By Gunther Simmermacher
Catholic News Service
LUBECK, Germany – As the Nazi executioner beheaded three Catholic priests and a Lutheran pastor, one after another in a matter of minutes, their blood flowed together, creating a powerful symbol for ecumenism in northern Germany.

On 25 June, the three Catholic martyrs of Lubeck – Frs Johannes Prassek, Eduard Muller and Hermann Lange – will be beatified in the historic city’s Sacred Heart Church, a stone’s throw away from the Lubeck Cathedral, the ministerial home of the Rev. Karl Friedrich Stellbrink, their Lutheran counterpart. Rev Stellbrink will be honoured in a special way that day as well.
The four were executed in Hamburg on 10 November, 1943. All had been found guilty of disseminating anti-Nazi material – such as the homilies of Cardinal Clemens von Galen of Munster – and other “treasonous” activities.     Although they were just four of more than 1,600 victims of Nazi political executions that year, their case drew the particular attention of Adolf Hitler and propaganda minister Joseph Goebbels. Hitler reportedly intervened personally in the case of the four clerics, formulating the charges and instructing prosecutors on their strategy.
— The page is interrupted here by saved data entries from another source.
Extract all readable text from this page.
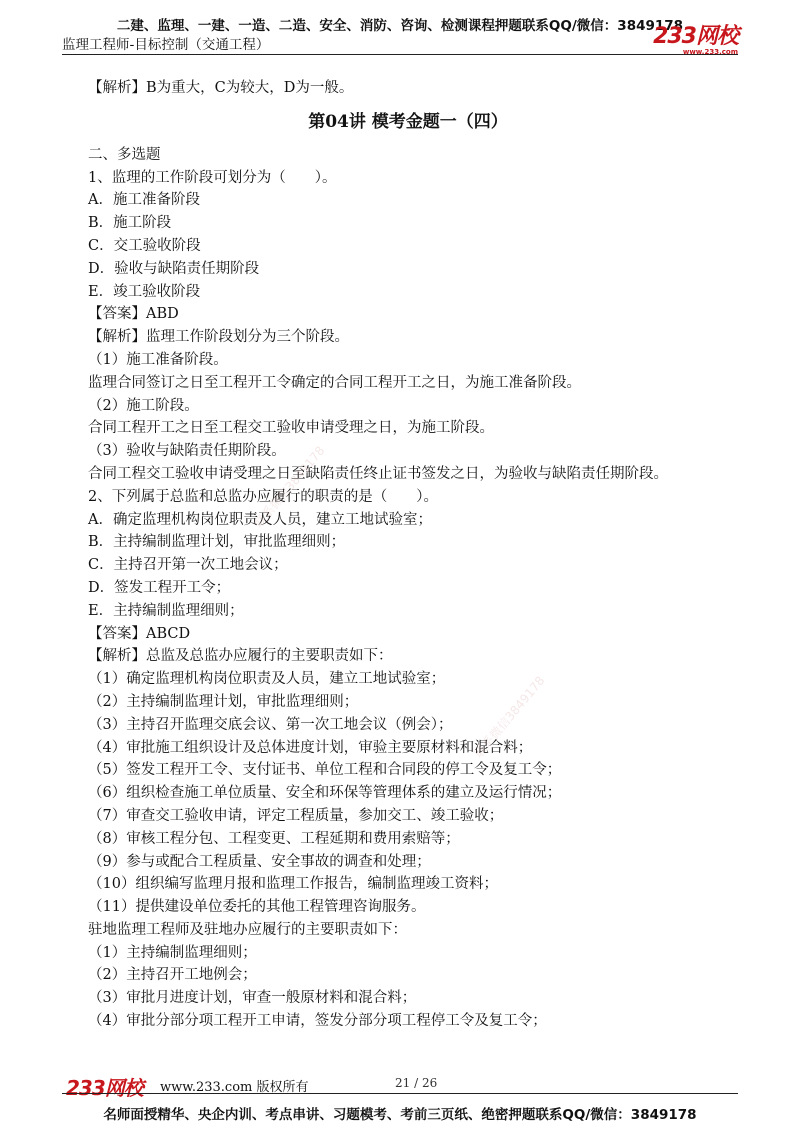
二建、监理、一建、一造、二造、安全、消防、咨询、检测课程押题联系QQ/微信：3849178
监理工程师-目标控制（交通工程）	233网校
www.233.com
【解析】B为重大，C为较大，D为一般。
第04讲 模考金题一（四）
二、多选题
1、监理的工作阶段可划分为（　　）。
A．施工准备阶段
B．施工阶段
C．交工验收阶段
D．验收与缺陷责任期阶段
E．竣工验收阶段
【答案】ABD
【解析】监理工作阶段划分为三个阶段。
（1）施工准备阶段。
监理合同签订之日至工程开工令确定的合同工程开工之日，为施工准备阶段。
（2）施工阶段。
合同工程开工之日至工程交工验收申请受理之日，为施工阶段。
（3）验收与缺陷责任期阶段。
合同工程交工验收申请受理之日至缺陷责任终止证书签发之日，为验收与缺陷责任期阶段。
2、下列属于总监和总监办应履行的职责的是（　　）。
A．确定监理机构岗位职责及人员，建立工地试验室；
B．主持编制监理计划，审批监理细则；
C．主持召开第一次工地会议；
D．签发工程开工令；
E．主持编制监理细则；
【答案】ABCD
【解析】总监及总监办应履行的主要职责如下：
（1）确定监理机构岗位职责及人员，建立工地试验室；
（2）主持编制监理计划，审批监理细则；
（3）主持召开监理交底会议、第一次工地会议（例会）；
（4）审批施工组织设计及总体进度计划，审验主要原材料和混合料；
（5）签发工程开工令、支付证书、单位工程和合同段的停工令及复工令；
（6）组织检查施工单位质量、安全和环保等管理体系的建立及运行情况；
（7）审查交工验收申请，评定工程质量，参加交工、竣工验收；
（8）审核工程分包、工程变更、工程延期和费用索赔等；
（9）参与或配合工程质量、安全事故的调查和处理；
（10）组织编写监理月报和监理工作报告，编制监理竣工资料；
（11）提供建设单位委托的其他工程管理咨询服务。
驻地监理工程师及驻地办应履行的主要职责如下：
（1）主持编制监理细则；
（2）主持召开工地例会；
（3）审批月进度计划，审查一般原材料和混合料；
（4）审批分部分项工程开工申请，签发分部分项工程停工令及复工令；
联系微信3849178
联系微信3849178
233网校 www.233.com 版权所有	21 / 26
名师面授精华、央企内训、考点串讲、习题模考、考前三页纸、绝密押题联系QQ/微信：3849178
After the four were sentenced to death on 23 June, 1943, in a trial widely considered a farce, Goebbels wrote in his diary: “I urge that the death sentences will in fact be carried out.” An appeal for clemency by Catholic Bishop Hermann Berning of Osnabruck was rejected.
Fr Franz Mecklenfeld of Sacred Heart Church told CNS that news of the beatification was received with “immense joy” by his parishioners. It also is being followed “with great interest in the city of Lubeck,” traditionally a Lutheran stronghold.
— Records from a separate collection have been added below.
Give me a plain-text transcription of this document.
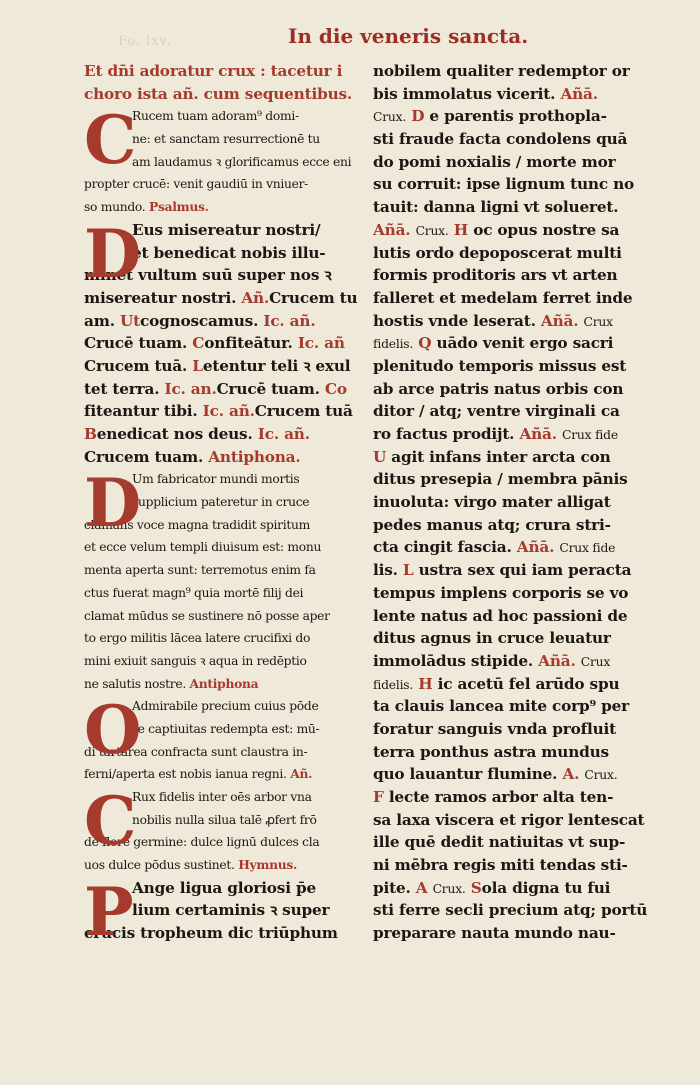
Fo. lxv.	In die veneris sancta.
Et dn̄i adoratur crux : tacetur i
choro ista añ. cum sequentibus.
C
Rucem tuam adoram⁹ domi-
ne: et sanctam resurrectionē tu
am laudamus ꝛ glorificamus ecce eni
propter crucē: venit gaudiū in vniuer-
so mundo. Psalmus.
D
Eus misereatur nostri/
et benedicat nobis illu-
minet vultum suū super nos ꝛ
misereatur nostri. Añ.Crucem tu
am. Utcognoscamus. Ic. añ.
Crucē tuam. Confiteātur. Ic. añ
Crucem tuā. Letentur teli ꝛ exul
tet terra. Ic. an.Crucē tuam. Co
fiteantur tibi. Ic. añ.Crucem tuā
Benedicat nos deus. Ic. añ.
Crucem tuam. Antiphona.
D
Um fabricator mundi mortis
supplicium pateretur in cruce
clamans voce magna tradidit spiritum
et ecce velum templi diuisum est: monu
menta aperta sunt: terremotus enim fa
ctus fuerat magn⁹ quia mortē filij dei
clamat mūdus se sustinere nō posse aper
to ergo militis lācea latere crucifixi do
mini exiuit sanguis ꝛ aqua in redēptio
ne salutis nostre. Antiphona
O
Admirabile precium cuius pōde
re captiuitas redempta est: mū-
di tartarea confracta sunt claustra in-
ferni/aperta est nobis ianua regni. Añ.
C
Rux fidelis inter oēs arbor vna
nobilis nulla silua talē ꝓfert frō
de flore germine: dulce lignū dulces cla
uos dulce pōdus sustinet. Hymnus.
P
Ange ligua gloriosi p̄e
lium certaminis ꝛ super
crucis tropheum dic triūphum
nobilem qualiter redemptor or
bis immolatus vicerit. Añā.
Crux. D e parentis prothopla-
sti fraude facta condolens quā
do pomi noxialis / morte mor
su corruit: ipse lignum tunc no
tauit: danna ligni vt solueret.
Añā. Crux. H oc opus nostre sa
lutis ordo depoposcerat multi
formis proditoris ars vt arten
falleret et medelam ferret inde
hostis vnde leserat. Añā. Crux
fidelis. Q uādo venit ergo sacri
plenitudo temporis missus est
ab arce patris natus orbis con
ditor / atq; ventre virginali ca
ro factus prodijt. Añā. Crux fide
U agit infans inter arcta con
ditus presepia / membra pānis
inuoluta: virgo mater alligat
pedes manus atq; crura stri-
cta cingit fascia. Añā. Crux fide
lis. L ustra sex qui iam peracta
tempus implens corporis se vo
lente natus ad hoc passioni de
ditus agnus in cruce leuatur
immolādus stipide. Añā. Crux
fidelis. H ic acetū fel arūdo spu
ta clauis lancea mite corp⁹ per
foratur sanguis vnda profluit
terra ponthus astra mundus
quo lauantur flumine. A. Crux.
F lecte ramos arbor alta ten-
sa laxa viscera et rigor lentescat
ille quē dedit natiuitas vt sup-
ni mēbra regis miti tendas sti-
pite. A Crux. Sola digna tu fui
sti ferre secli precium atq; portū
preparare nauta mundo nau-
In September, the daily Lubecker Nachrichten published a series of articles on the lives of the four martyrs.
“The martyrs have a great significance for the city,” Fr Mecklenfeld said.
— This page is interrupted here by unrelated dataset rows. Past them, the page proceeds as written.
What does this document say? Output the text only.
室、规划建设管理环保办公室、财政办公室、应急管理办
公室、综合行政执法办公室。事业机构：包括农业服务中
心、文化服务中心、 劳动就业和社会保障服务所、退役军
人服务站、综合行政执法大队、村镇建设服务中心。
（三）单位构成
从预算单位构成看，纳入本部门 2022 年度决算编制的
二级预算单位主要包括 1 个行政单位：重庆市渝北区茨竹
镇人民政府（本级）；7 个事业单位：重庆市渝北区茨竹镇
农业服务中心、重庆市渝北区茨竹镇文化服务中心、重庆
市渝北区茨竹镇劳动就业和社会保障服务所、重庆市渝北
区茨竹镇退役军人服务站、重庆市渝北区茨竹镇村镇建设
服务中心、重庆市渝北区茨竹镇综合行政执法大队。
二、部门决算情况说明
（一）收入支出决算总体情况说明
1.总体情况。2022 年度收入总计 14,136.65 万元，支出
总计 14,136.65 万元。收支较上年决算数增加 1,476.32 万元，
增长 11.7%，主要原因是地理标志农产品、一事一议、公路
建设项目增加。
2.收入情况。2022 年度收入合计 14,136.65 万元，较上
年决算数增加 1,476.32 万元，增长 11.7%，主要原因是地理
“They have become ‘shining towers’ in the city of Lubeck,” where the skyline is famous for its seven Gothic church spires.
The notion of beatifying the three Catholics when their Lutheran companion cannot be honoured in the same way has given rise to some controversy.
The Rev Heinz Russmann, a Lutheran pastor in Lubeck, wrote that the beatification would represent a painful division that would be harmful to ecumenism.     Either all four should be beatified, or none, he wrote.
His view is shared by the conservative local politician Hans-Lothar Fauth, a Catholic, who has said that all four have long been publicly acclaimed as saints, regardless of denomination, and therefore require no official recognition.